The $2.51 billion fine consists of a $243.6 million criminal penalty, a $500 million fund for crash victims family members and $1.77 billion for its airline customers. The company said it already accounted for a bulk of those costs in prior quarters and expects to take a $743.6 million charge in its 2020 fourth-quarter earnings to cover the rest.
“The tragic crashes of Lion Air Flight 610 and Ethiopian Airlines Flight 302 exposed fraudulent and deceptive conduct by employees of one of the world’s leading commercial airplane manufacturers,” Acting Assistant Attorney General David P. Burns of the Justice Department’s Criminal Division, wrote in a release. “Boeing’s employees chose the path of profit over candor by concealing material information from the FAA concerning the operation of its 737 Max airplane and engaging in an effort to cover up their deception.”
The company admitted to the wrongdoing and waived its rights to a trial as part of its deal with the DOJ to settle the charges. The agreement also didn’t implicate top executives there, saying the misconduct wasn’t pervasive nor were senior managers involved. “This is a substantial settlement of a very serious matter, and I firmly believe that entering into this resolution is the right thing for us to do — a step that appropriately acknowledges how we fell short of our values and expectations,” CEO Dave Calhoun said in a note to Boeing employees.

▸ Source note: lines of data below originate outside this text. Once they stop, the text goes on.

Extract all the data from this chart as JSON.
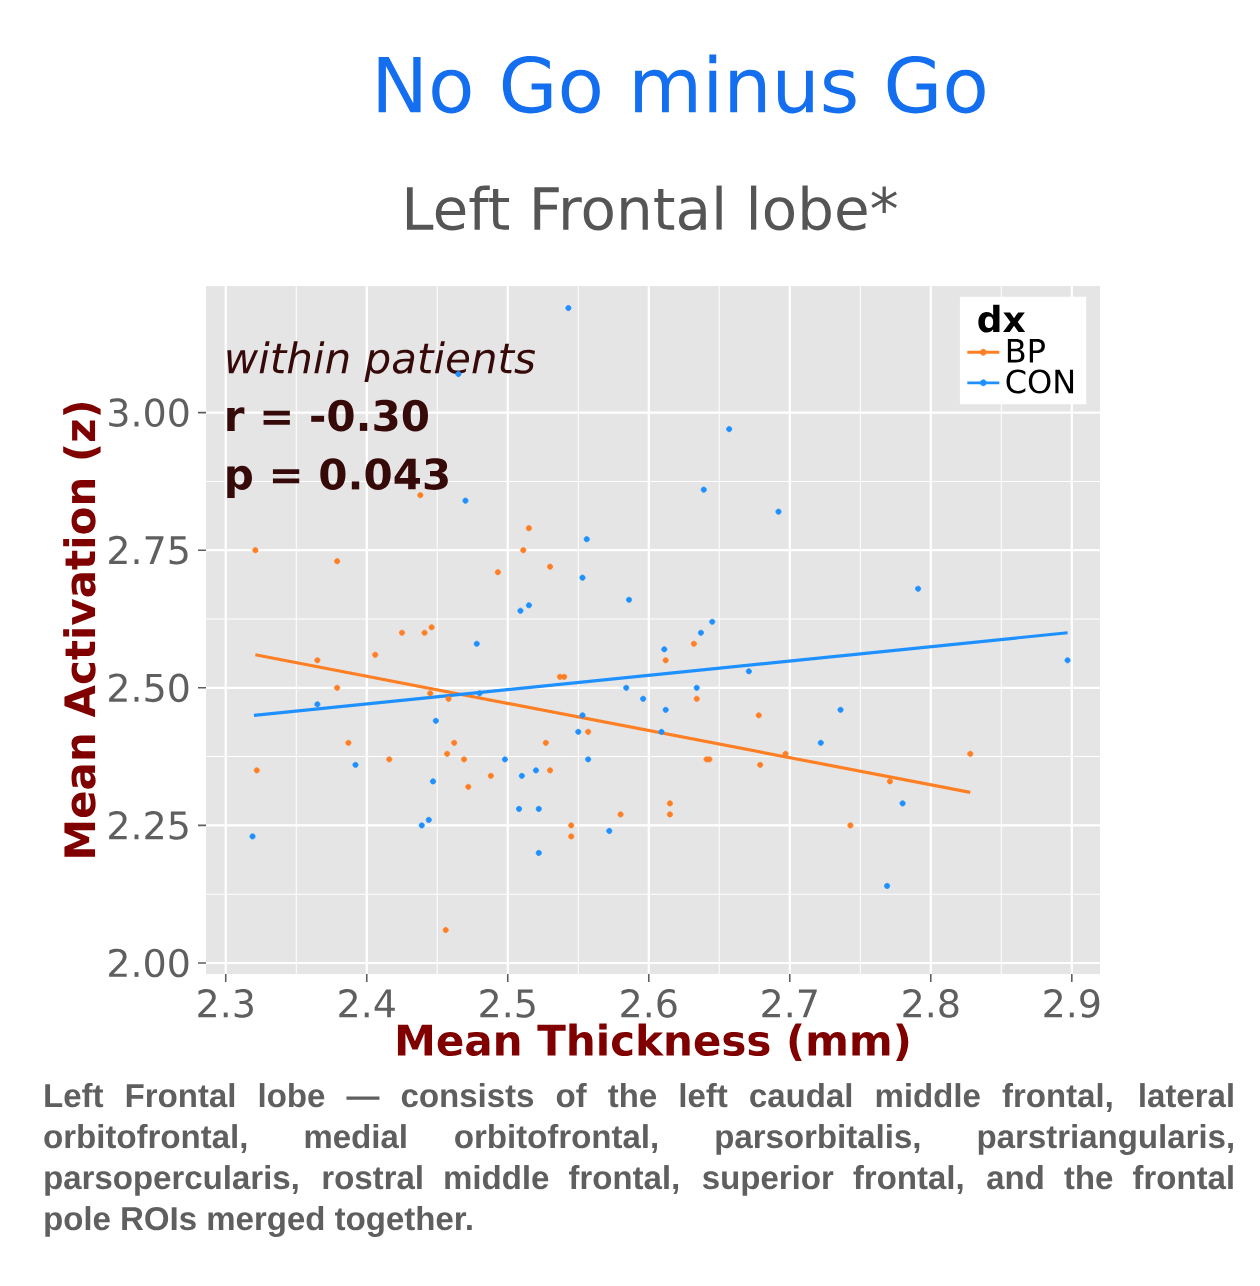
{
  "chart_data": {
    "type": "scatter",
    "title": "No Go minus Go",
    "subtitle": "Left Frontal lobe*",
    "xlabel": "Mean Thickness (mm)",
    "ylabel": "Mean Activation (z)",
    "legend_title": "dx",
    "xlim": [
      2.286,
      2.92
    ],
    "ylim": [
      1.98,
      3.23
    ],
    "xticks": [
      2.3,
      2.4,
      2.5,
      2.6,
      2.7,
      2.8,
      2.9
    ],
    "yticks": [
      {
        "value": 2,
        "label": "2.00"
      },
      {
        "value": 2.25,
        "label": "2.25"
      },
      {
        "value": 2.5,
        "label": "2.50"
      },
      {
        "value": 2.75,
        "label": "2.75"
      },
      {
        "value": 3,
        "label": "3.00"
      }
    ],
    "grid": true,
    "legend": "top right",
    "annotations": [
      "within patients",
      "r = -0.30",
      "p = 0.043",
      "Left Frontal lobe — consists of the left caudal middle frontal, lateral orbitofrontal, medial orbitofrontal, parsorbitalis, parstriangularis, parsopercularis, rostral middle frontal, superior frontal, and the frontal pole ROIs merged together."
    ],
    "series": [
      {
        "name": "BP",
        "marker": "circle",
        "color": "#ff7f24",
        "x": [
          2.438,
          2.515,
          2.321,
          2.511,
          2.379,
          2.53,
          2.493,
          2.425,
          2.441,
          2.446,
          2.365,
          2.406,
          2.379,
          2.445,
          2.458,
          2.387,
          2.416,
          2.462,
          2.457,
          2.469,
          2.488,
          2.472,
          2.527,
          2.53,
          2.545,
          2.545,
          2.456,
          2.322,
          2.537,
          2.54,
          2.557,
          2.58,
          2.632,
          2.612,
          2.634,
          2.678,
          2.641,
          2.643,
          2.679,
          2.697,
          2.771,
          2.828,
          2.743,
          2.615,
          2.615
        ],
        "values": [
          2.85,
          2.79,
          2.75,
          2.75,
          2.73,
          2.72,
          2.71,
          2.6,
          2.6,
          2.61,
          2.55,
          2.56,
          2.5,
          2.49,
          2.48,
          2.4,
          2.37,
          2.4,
          2.38,
          2.37,
          2.34,
          2.32,
          2.4,
          2.35,
          2.25,
          2.23,
          2.06,
          2.35,
          2.52,
          2.52,
          2.42,
          2.27,
          2.58,
          2.55,
          2.48,
          2.45,
          2.37,
          2.37,
          2.36,
          2.38,
          2.33,
          2.38,
          2.25,
          2.29,
          2.27
        ]
      },
      {
        "name": "CON",
        "marker": "circle",
        "color": "#1e90ff",
        "x": [
          2.543,
          2.465,
          2.47,
          2.556,
          2.553,
          2.586,
          2.509,
          2.515,
          2.657,
          2.639,
          2.692,
          2.791,
          2.645,
          2.637,
          2.611,
          2.478,
          2.365,
          2.48,
          2.449,
          2.392,
          2.498,
          2.447,
          2.51,
          2.52,
          2.508,
          2.522,
          2.444,
          2.439,
          2.522,
          2.319,
          2.584,
          2.596,
          2.553,
          2.55,
          2.557,
          2.572,
          2.609,
          2.612,
          2.634,
          2.671,
          2.736,
          2.722,
          2.78,
          2.769,
          2.897
        ],
        "values": [
          3.19,
          3.07,
          2.84,
          2.77,
          2.7,
          2.66,
          2.64,
          2.65,
          2.97,
          2.86,
          2.82,
          2.68,
          2.62,
          2.6,
          2.57,
          2.58,
          2.47,
          2.49,
          2.44,
          2.36,
          2.37,
          2.33,
          2.34,
          2.35,
          2.28,
          2.28,
          2.26,
          2.25,
          2.2,
          2.23,
          2.5,
          2.48,
          2.45,
          2.42,
          2.37,
          2.24,
          2.42,
          2.46,
          2.5,
          2.53,
          2.46,
          2.4,
          2.29,
          2.14,
          2.55
        ]
      },
      {
        "type": "line",
        "marker": "none",
        "color": "#ff7f24",
        "x": [
          2.321,
          2.828
        ],
        "values": [
          2.56,
          2.31
        ]
      },
      {
        "type": "line",
        "marker": "none",
        "color": "#1e90ff",
        "x": [
          2.32,
          2.897
        ],
        "values": [
          2.45,
          2.6
        ]
      }
    ]
  }
}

The crashes plunged Boeing into its worst-ever crisis that has cost Boeing about $20 billion. They sparked a worldwide grounding of its bestselling plane that lasted nearly two years, numerous investigations and damaged the reputation of one what was the world’s biggest aircraft manufacturer.
Two damning congressional investigations after the crashes found management, design and regulatory lapses in the 737 Max’s development and certification. This led to new legislation passed last year to reform aircraft certification, giving more control over the process to the FAA. House Transportation and Infrastructure Committee Chairman Peter DeFazio, an Oregon Democrat whose committee led one of the reports and introduced the new certification law, slammed the settlement with the Justice Department.
“This settlement amounts to a slap on the wrist and is an insult to the 346 victims who died as a result of corporate greed,” he said in a statement. “Not only is the dollar amount of the settlement a mere fraction of Boeing’s annual revenue, the settlement sidesteps any real accountability in terms of criminal charges.”
Last month, the FAA approved software and other safety changes Boeing made to the planes, clearing airlines to start flying them again. American Airlines last month became the first U.S. carrier to return the planes to commercial service. United Airlines expects to start flying them again next month and Southwest Airlines is set to follow suit in March.
Lawyers representing the family members of victims in Ethiopian Airlines Flight 302 said they intend to continue with their lawsuit against Boeing. “This agreement, including the ‘crash-victim beneficiaries fund’, has no bearing on the pending civil litigation against Boeing, which we plan to prosecute fully to ensure the families receive the justice they deserve,” they said.